Auteur de plusieurs livres sur le cinéma, Vincent Mirabel vient de publier chez First Éditions Hollywood crime stories. Selon une formule ayant fait ses preuves, cet ouvrage évoque une quinzaine de faits divers à scandale. Il est bon de préciser que le titre, fort attractif, est ne reflète pas exactement le contenu. En effet, l’auteur revient sur des affaires hollywoodiennes, mais pas seulement.
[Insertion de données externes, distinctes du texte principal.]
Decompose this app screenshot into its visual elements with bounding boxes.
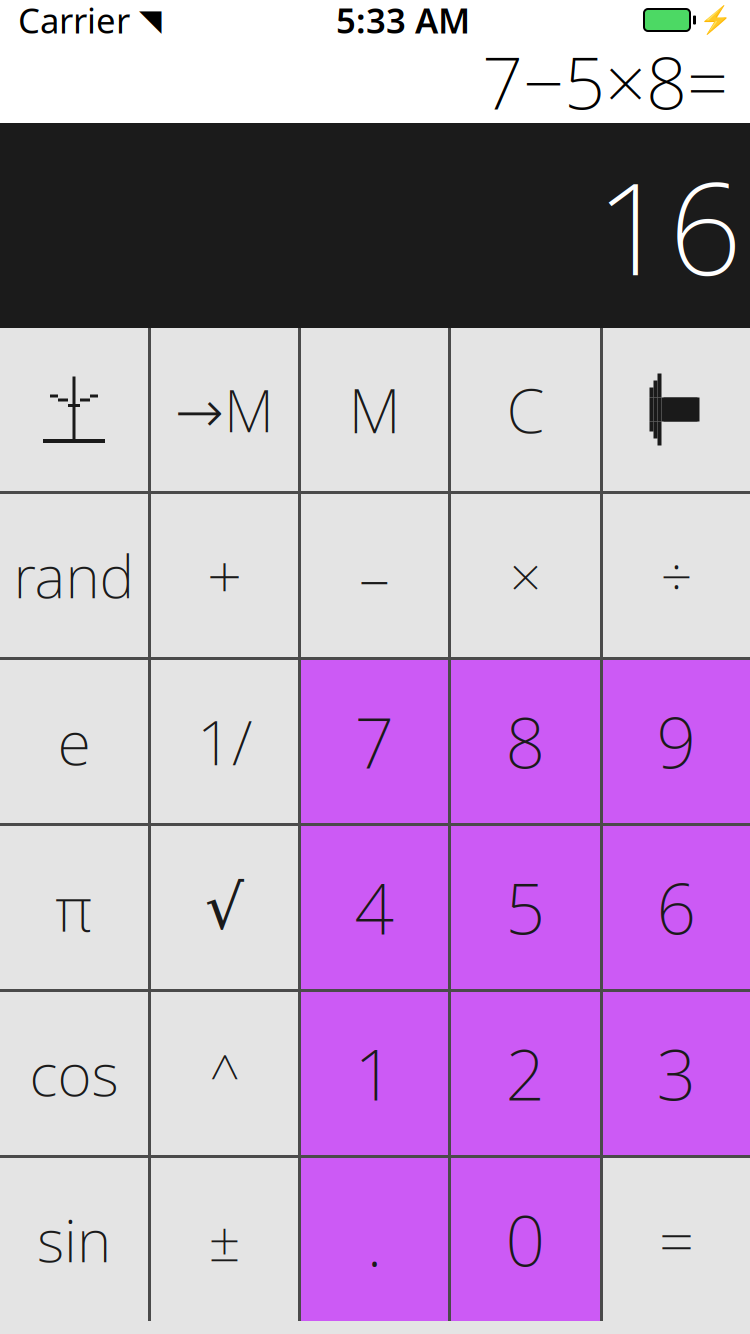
staticText: 8 [506,696,546,788]
button[interactable]: √ [151,826,298,989]
button[interactable]: 1/ [151,660,298,823]
staticText: 4 [354,862,394,954]
button[interactable]: e [0,660,148,823]
button[interactable]: . [301,1158,448,1321]
staticText: . [366,1194,382,1286]
staticText: ^ [210,1038,240,1109]
staticText: + [207,535,242,616]
button[interactable]: C [451,328,600,491]
staticText: – [359,535,390,616]
staticText: π [56,867,92,948]
button[interactable]: →M [151,328,298,491]
button[interactable]: sin [0,1158,148,1321]
button[interactable]: cos [0,992,148,1155]
button[interactable]: 5 [451,826,600,989]
staticText: 5 [506,862,546,954]
staticText: 6 [656,862,696,954]
staticText: 3 [656,1028,696,1120]
staticText: 9 [656,696,696,788]
staticText: = [659,1199,694,1280]
button[interactable]: 1 [301,992,448,1155]
button[interactable]: Function graph [0,328,148,491]
staticText: →M [175,370,274,448]
staticText: Carrier [18,0,130,43]
button[interactable]: π [0,826,148,989]
staticText: 0 [506,1194,546,1286]
staticText: C [506,369,544,450]
staticText: 7 [354,696,394,788]
button[interactable]: 4 [301,826,448,989]
staticText: 16 [596,140,742,310]
button[interactable]: 9 [603,660,750,823]
staticText: e [58,701,90,782]
staticText: ◥ [139,3,162,37]
button[interactable]: Backspace [603,328,750,491]
button[interactable]: 6 [603,826,750,989]
staticText: × [510,538,542,613]
staticText: 1/ [197,701,252,782]
button[interactable]: ÷ [603,494,750,657]
button[interactable]: 7 [301,660,448,823]
staticText: ÷ [660,538,692,613]
button[interactable]: 3 [603,992,750,1155]
button[interactable]: 2 [451,992,600,1155]
staticText: 1 [354,1028,394,1120]
staticText: ± [208,1202,240,1277]
staticText: M [348,369,400,450]
staticText: cos [30,1034,118,1112]
staticText: 2 [506,1028,546,1120]
button[interactable]: rand [0,494,148,657]
button[interactable]: ± [151,1158,298,1321]
button[interactable]: × [451,494,600,657]
button[interactable]: – [301,494,448,657]
button[interactable]: M [301,328,448,491]
button[interactable]: + [151,494,298,657]
staticText: ⚡ [699,5,732,35]
button[interactable]: 8 [451,660,600,823]
button[interactable]: ^ [151,992,298,1155]
staticText: rand [14,536,134,614]
staticText: 7−5×8= [482,34,728,129]
staticText: sin [37,1200,111,1278]
staticText: 5:33 AM [336,0,470,43]
button[interactable]: 0 [451,1158,600,1321]
staticText: √ [205,873,244,942]
button[interactable]: = [603,1158,750,1321]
Sont ici retracés le décès en 1920 à Paris de la jeune actrice américaine Olive Thomas, l’inévitable affaire Roscoe Fatty Arbuckle en 1921, la mort suspecte en 1922 du cinéaste William Desmond Taylor, le cas de l’acteur et réalisateur Max Linder dans les années 1920, l’étrange mort du producteur de cinéma Thomas Ince en 1924. Si le groupe de presse de Randolph Hearst s’est acharné sur Fatty Arbuckle, il donne au contraire une consigne de silence à ses journalistes pour l’affaire Thomas Ince.

MIRABEL-2011Sont aussi racontées le cruel meurtre d’Elisabeth Short en 1947, plus connue sous le nom d’affaire du Dahlia Noir, sur laquelle l’ancien détective Steve Hodel a peut-être fait la lumière; les dernières heures de Marilyn Monroe; Charles Manson et son clan criminel, qui assassinèrent entre autres l’actrice Sharon Tate, alors l’épouse de Roman Polanski; et la mort par noyade de la comédienne Natalie Wood, probablement accidentelle suite à un mauvais concours de circonstances. Voilà déjà de quoi intéresser les lecteurs voulant se remémorer ces faits divers anciens qui firent grand bruit.
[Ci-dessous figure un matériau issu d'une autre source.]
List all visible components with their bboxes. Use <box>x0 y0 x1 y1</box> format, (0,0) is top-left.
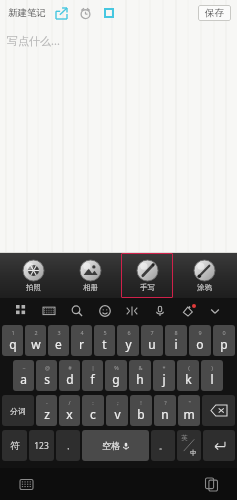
button[interactable]: Enter <box>203 430 235 461</box>
button[interactable]: Emoji <box>95 301 115 321</box>
button[interactable]: & <box>129 360 151 391</box>
staticText: ， <box>64 441 72 451</box>
staticText: s <box>44 371 50 387</box>
button[interactable]: 6 <box>117 325 139 356</box>
staticText: ! <box>140 399 142 406</box>
staticText: 123 <box>34 440 49 452</box>
staticText: g <box>112 371 120 387</box>
staticText: x <box>66 406 73 422</box>
button[interactable]: 保存 <box>198 5 231 21</box>
button[interactable]: Reminder <box>77 5 93 21</box>
button[interactable]: ) <box>201 360 223 391</box>
button[interactable]: Switch language <box>177 430 201 461</box>
staticText: y <box>125 336 132 352</box>
button[interactable]: 3 <box>48 325 69 356</box>
button[interactable]: 相册 <box>64 253 116 298</box>
staticText: 新建笔记 <box>8 7 46 19</box>
staticText: 符 <box>10 440 20 452</box>
button[interactable]: Recents <box>201 474 221 494</box>
button[interactable]: Keyboard <box>16 474 36 494</box>
button[interactable]: Checklist <box>101 5 117 21</box>
button[interactable]: @ <box>36 360 57 391</box>
staticText: l <box>210 371 214 387</box>
button[interactable]: 7 <box>141 325 163 356</box>
staticText: f <box>90 371 95 387</box>
staticText: n <box>161 406 169 422</box>
button[interactable]: 拍照 <box>7 253 59 298</box>
button[interactable]: 分词 <box>2 395 34 426</box>
staticText: a <box>20 371 27 387</box>
staticText: 英 <box>181 434 188 442</box>
button[interactable]: 0 <box>213 325 235 356</box>
staticText: 手写 <box>140 283 155 292</box>
button[interactable]: ; <box>106 395 128 426</box>
staticText: b <box>137 406 145 422</box>
button[interactable]: 2 <box>25 325 46 356</box>
staticText: 3 <box>57 329 61 336</box>
staticText: 7 <box>150 329 154 336</box>
button[interactable]: | <box>82 360 103 391</box>
button[interactable]: : <box>82 395 104 426</box>
button[interactable]: / <box>59 395 80 426</box>
button[interactable]: 手写 <box>121 253 173 298</box>
button[interactable]: 9 <box>189 325 211 356</box>
button[interactable]: ~ <box>13 360 34 391</box>
staticText: 写点什么... <box>7 33 60 48</box>
button[interactable]: 符 <box>2 430 27 461</box>
button[interactable]: ? <box>154 395 176 426</box>
button[interactable]: Apps <box>12 301 32 321</box>
staticText: c <box>90 406 96 422</box>
staticText: t <box>102 336 107 352</box>
staticText: h <box>136 371 144 387</box>
button[interactable]: Voice change <box>122 301 142 321</box>
staticText: o <box>196 336 204 352</box>
staticText: j <box>162 371 166 387</box>
staticText: 保存 <box>205 7 224 19</box>
staticText: k <box>185 371 192 387</box>
button[interactable]: # <box>59 360 80 391</box>
staticText: % <box>114 364 119 371</box>
staticText: 中 <box>190 449 197 457</box>
button[interactable]: 空格 <box>82 430 149 461</box>
button[interactable]: ， <box>56 430 80 461</box>
button[interactable]: " <box>178 395 200 426</box>
staticText: 1 <box>11 329 15 336</box>
button[interactable]: 。 <box>151 430 175 461</box>
button[interactable]: 5 <box>94 325 115 356</box>
button[interactable]: Stickers <box>178 301 198 321</box>
staticText: 相册 <box>83 283 98 292</box>
staticText: & <box>138 364 143 371</box>
staticText: 。 <box>159 441 167 451</box>
staticText: m <box>183 406 195 422</box>
button[interactable]: Backspace <box>202 395 235 426</box>
button[interactable]: * <box>153 360 175 391</box>
staticText: # <box>68 364 72 371</box>
button[interactable]: Keyboard <box>39 301 59 321</box>
staticText: r <box>79 336 84 352</box>
button[interactable]: 123 <box>29 430 54 461</box>
button[interactable]: 涂鸦 <box>178 253 230 298</box>
button[interactable]: - <box>36 395 57 426</box>
staticText: 5 <box>103 329 107 336</box>
staticText: 9 <box>198 329 202 336</box>
staticText: 2 <box>34 329 38 336</box>
button[interactable]: 1 <box>2 325 23 356</box>
staticText: ? <box>164 399 167 406</box>
staticText: 0 <box>222 329 226 336</box>
button[interactable]: Microphone <box>150 301 170 321</box>
staticText: - <box>46 399 48 406</box>
button[interactable]: ( <box>177 360 199 391</box>
button[interactable]: 8 <box>165 325 187 356</box>
button[interactable]: ! <box>130 395 152 426</box>
button[interactable]: 4 <box>71 325 92 356</box>
staticText: 拍照 <box>26 283 41 292</box>
staticText: u <box>148 336 156 352</box>
staticText: * <box>162 364 166 371</box>
button[interactable]: Search <box>67 301 87 321</box>
staticText: 8 <box>174 329 178 336</box>
button[interactable]: % <box>105 360 127 391</box>
button[interactable]: Share <box>53 5 69 21</box>
staticText: e <box>55 336 62 352</box>
staticText: 分词 <box>10 406 26 416</box>
button[interactable]: Collapse keyboard <box>205 301 225 321</box>
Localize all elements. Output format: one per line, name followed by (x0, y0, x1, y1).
Vincent Mirabel évoque encore un cas aux marges du cinéma et de la politique française, l’affaire Markovic. Si Alain Delon et le couple Pompidou furent cités dans le but de leur nuire, il s’agissait avant tout d’un méli-mélo entre truands et services secrets. Autre mort tragique, celle du cinéaste italien Pier Paolo Pasolini. Est-ce son goût pour la provocation qui entraîna la mortelle agression du réalisateur homosexuel par trois costauds, peut-être mafieux ? De son vivant, Pasolini avait subi 160 attaques en justice autour de ses films. On n’est toujours pas sûr de savoir qui l’a fait assassiner.
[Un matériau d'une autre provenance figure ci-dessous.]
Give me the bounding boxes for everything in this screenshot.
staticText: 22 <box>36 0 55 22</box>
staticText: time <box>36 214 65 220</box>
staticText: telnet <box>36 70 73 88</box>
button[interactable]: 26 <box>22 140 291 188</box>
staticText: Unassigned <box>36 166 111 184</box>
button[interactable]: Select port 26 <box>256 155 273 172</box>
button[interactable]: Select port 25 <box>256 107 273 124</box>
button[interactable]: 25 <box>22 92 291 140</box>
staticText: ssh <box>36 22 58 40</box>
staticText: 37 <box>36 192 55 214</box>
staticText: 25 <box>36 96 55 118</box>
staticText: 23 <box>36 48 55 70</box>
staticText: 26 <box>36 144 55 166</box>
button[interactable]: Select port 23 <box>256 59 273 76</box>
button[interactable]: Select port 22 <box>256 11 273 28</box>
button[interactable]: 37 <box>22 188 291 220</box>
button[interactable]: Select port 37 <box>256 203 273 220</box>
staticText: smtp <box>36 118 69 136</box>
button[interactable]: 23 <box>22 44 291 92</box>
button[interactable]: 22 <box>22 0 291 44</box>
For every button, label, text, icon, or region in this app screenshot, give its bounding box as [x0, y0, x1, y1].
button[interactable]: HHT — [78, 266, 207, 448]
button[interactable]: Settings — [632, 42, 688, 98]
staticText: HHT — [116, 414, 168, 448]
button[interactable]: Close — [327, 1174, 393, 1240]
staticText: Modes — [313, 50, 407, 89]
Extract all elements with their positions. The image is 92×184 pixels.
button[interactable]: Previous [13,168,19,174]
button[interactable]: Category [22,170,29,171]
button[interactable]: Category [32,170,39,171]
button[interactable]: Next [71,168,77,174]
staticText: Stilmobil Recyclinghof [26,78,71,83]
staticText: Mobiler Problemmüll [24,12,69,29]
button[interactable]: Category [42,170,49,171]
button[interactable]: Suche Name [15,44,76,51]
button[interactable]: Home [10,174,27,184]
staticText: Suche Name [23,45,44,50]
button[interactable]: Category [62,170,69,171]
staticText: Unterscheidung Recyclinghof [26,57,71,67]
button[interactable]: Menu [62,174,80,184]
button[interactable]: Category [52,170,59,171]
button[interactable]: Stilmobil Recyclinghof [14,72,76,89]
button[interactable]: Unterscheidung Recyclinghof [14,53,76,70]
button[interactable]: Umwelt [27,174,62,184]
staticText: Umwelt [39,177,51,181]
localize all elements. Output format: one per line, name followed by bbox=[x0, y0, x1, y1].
À divers titres, quatre autres cas sortent du lot dans ce livre. La destinée troublée de l’actrice Jean Seberg qui, après de brillants débuts, ne concrétisa jamais la vraie carrière qui lui était promise. Militante pour les droits des Noirs américains, elle fut longtemps sous la surveillance d’un service du FBI, ce qui la perturbait sérieusement. Ses divers mariages et relations masculines ne plaidaient pas non plus pour la stabilité. Elle finit par se suicider à Paris en septembre 1979.

Dans un premier temps, le parcours de John Holmes pourrait prêter à sourire. Extrêmement membré, il fut la star des films pornographiques de la décennie 1970. John Holmes goûtait à tous les excès, sexe, drogue et alcool. En 1981, il fut impliqué dans un règlement de comptes entre truands. Il vécut ensuite une longue période tourmentée entre sa jeune amante mineure, qu’il traitait presque en esclave, et son épouse en titre. Pourchassé, il finit par témoigner au procès concernant la tuerie de l’été 1981.

C’est dans un hôtel de Bangkok qu’en juin 2009 fut retrouvé mort l’acteur David Carradine. Carrière en dents de scie pour le héros de la série télé Kung-Fu, et des Kill Bill de Quentin Tarentino. Âgé de 72 ans, David Carradine s’est-il suicidé ? Le scénario était un peu plus compliqué que ça.

Un chapitre très intéressant est consacré à la mort du producteur de cinéma Gérard Lebovici. Cet homme, qui avait fait fortune en finançant les films des plus grandes stars françaises, fut assassiné dans un parking souterrain en mars 1984. Il comptait beaucoup d’amis, mais ne manquait pas d’ennemis non plus. Vincent Mirabel propose une dizaine de possibilités. Mais c’est surtout la personnalité très originale, voire ambiguë, de Lebovici qui reste ici passionnante.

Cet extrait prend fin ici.